Naturalmente l’arrivo del padre sconvolgerà la sua vita quotidiana, lo scompiglio sarà sempre maggiore, con il genitore che si traveste nell’eccentrico Toni Erdmann, rendendosi conto della profonda infelicità della figlia. “Sei felice?”, è questa la domanda che nella sua banalità darà il via a una giostra estenuante messa in piedi dalla giovane regista tedesca Maren Ade, abile nell’irruzione di agenti imprevisti in scena, meno nel farli sparire al momento giusto. L’equilibrio non è di casa in Toni Erdmann, nel personaggio come nel film, che di fronte all’assenza di comunicazione reagisce attraverso l’arma impropria dell’ironia per rompere il muro di silenzio.
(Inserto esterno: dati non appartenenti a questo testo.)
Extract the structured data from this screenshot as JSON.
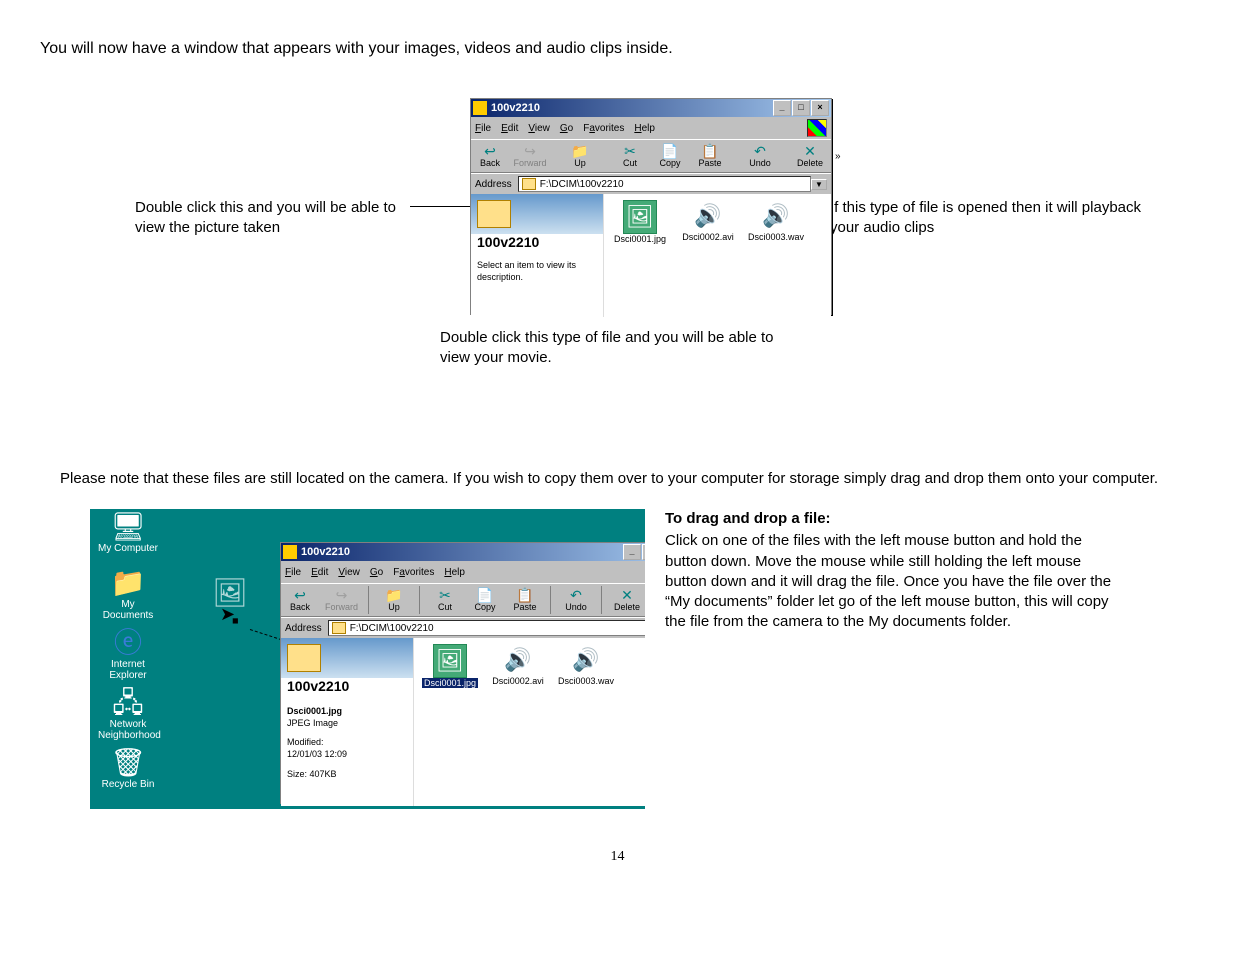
{
  "intro": "You will now have a window that appears with your images, videos and audio clips inside.",
  "callout_left": "Double click this and you will be able to view the picture taken",
  "callout_right": "If this type of file is opened then it will playback your audio clips",
  "callout_bottom": "Double click this type of file and you will be able to view your movie.",
  "explorer1": {
    "title": "100v2210",
    "menu": {
      "file": "File",
      "edit": "Edit",
      "view": "View",
      "go": "Go",
      "fav": "Favorites",
      "help": "Help"
    },
    "toolbar": {
      "back": "Back",
      "forward": "Forward",
      "up": "Up",
      "cut": "Cut",
      "copy": "Copy",
      "paste": "Paste",
      "undo": "Undo",
      "delete": "Delete"
    },
    "address_label": "Address",
    "address_value": "F:\\DCIM\\100v2210",
    "folder_title": "100v2210",
    "select_hint": "Select an item to view its description.",
    "files": [
      {
        "name": "Dsci0001.jpg",
        "kind": "pic"
      },
      {
        "name": "Dsci0002.avi",
        "kind": "aud"
      },
      {
        "name": "Dsci0003.wav",
        "kind": "aud"
      }
    ]
  },
  "note": "Please note that these files are still located on the camera. If you wish to copy them over to your computer for storage simply drag and drop them onto your computer.",
  "desktop_icons": {
    "my_computer": "My Computer",
    "my_documents": "My Documents",
    "ie": "Internet Explorer",
    "network": "Network Neighborhood",
    "recycle": "Recycle Bin"
  },
  "explorer2": {
    "title": "100v2210",
    "menu": {
      "file": "File",
      "edit": "Edit",
      "view": "View",
      "go": "Go",
      "fav": "Favorites",
      "help": "Help"
    },
    "toolbar": {
      "back": "Back",
      "forward": "Forward",
      "up": "Up",
      "cut": "Cut",
      "copy": "Copy",
      "paste": "Paste",
      "undo": "Undo",
      "delete": "Delete"
    },
    "address_label": "Address",
    "address_value": "F:\\DCIM\\100v2210",
    "folder_title": "100v2210",
    "files": [
      {
        "name": "Dsci0001.jpg",
        "kind": "pic-sel"
      },
      {
        "name": "Dsci0002.avi",
        "kind": "aud"
      },
      {
        "name": "Dsci0003.wav",
        "kind": "aud"
      }
    ],
    "details": {
      "name": "Dsci0001.jpg",
      "type": "JPEG Image",
      "modified_label": "Modified:",
      "modified_value": "12/01/03 12:09",
      "size_label": "Size: 407KB"
    }
  },
  "instructions": {
    "heading": "To drag and drop a file:",
    "body": "Click on one of the files with the left mouse button and hold the button down. Move the mouse while still holding the left mouse button down and it will drag the file. Once you have the file over the “My documents” folder let go of the left mouse button, this will copy the file from the camera to the My documents folder."
  },
  "page_number": "14"
}
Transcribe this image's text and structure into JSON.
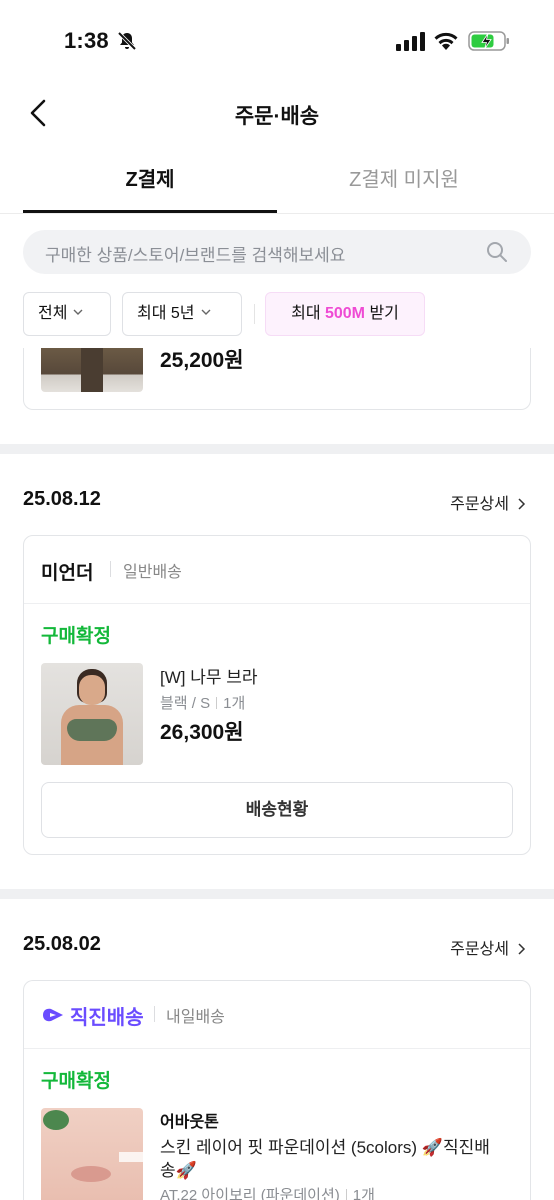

La vergogna è al centro del film, quella che prova la figlia per il padre e quella che quest’ultimo ignora, prendendo a schiaffi le convenzioni, affrontando la vita senza ritegno, con follia. Il suo alter ego Erdmann non si limita a qualche battuta qua e là, ma si reincarna letteralmente, con il rigore di un attore del metodo. Difficile non provare emozioni contrastanti vedendo questo film, che proprio quando inizia a diventare estenuante si ritrova con un gesto di follia spiazzante. In fondo è come il suo alter ego protagonista, senza misura, sgraziato, ma anche geniale. 2 ore e quaranta minuti sono una dimensione eccessiva, così come qualche didascalico riferimento di troppo, nel racconto lavorativo della vicenda, alla spersonalizzazione del lavoro, alla necessità di tornare all’umanità del guardarsi negli occhi. Detto questo, specie nell’ultima parte, Maren Ade riesce a farci rimanere a bocca aperta in più di un’occasione, dirige alla grande due interpreti molto convincenti, costruendo almeno tre sequenze esilaranti, con un’escalation comica veramente originale. In un contesto di cinema autoriale spesso prevedibile e facilmente incasellabile, Toni Erdmann è una piacevole eccezione, non riciclabile.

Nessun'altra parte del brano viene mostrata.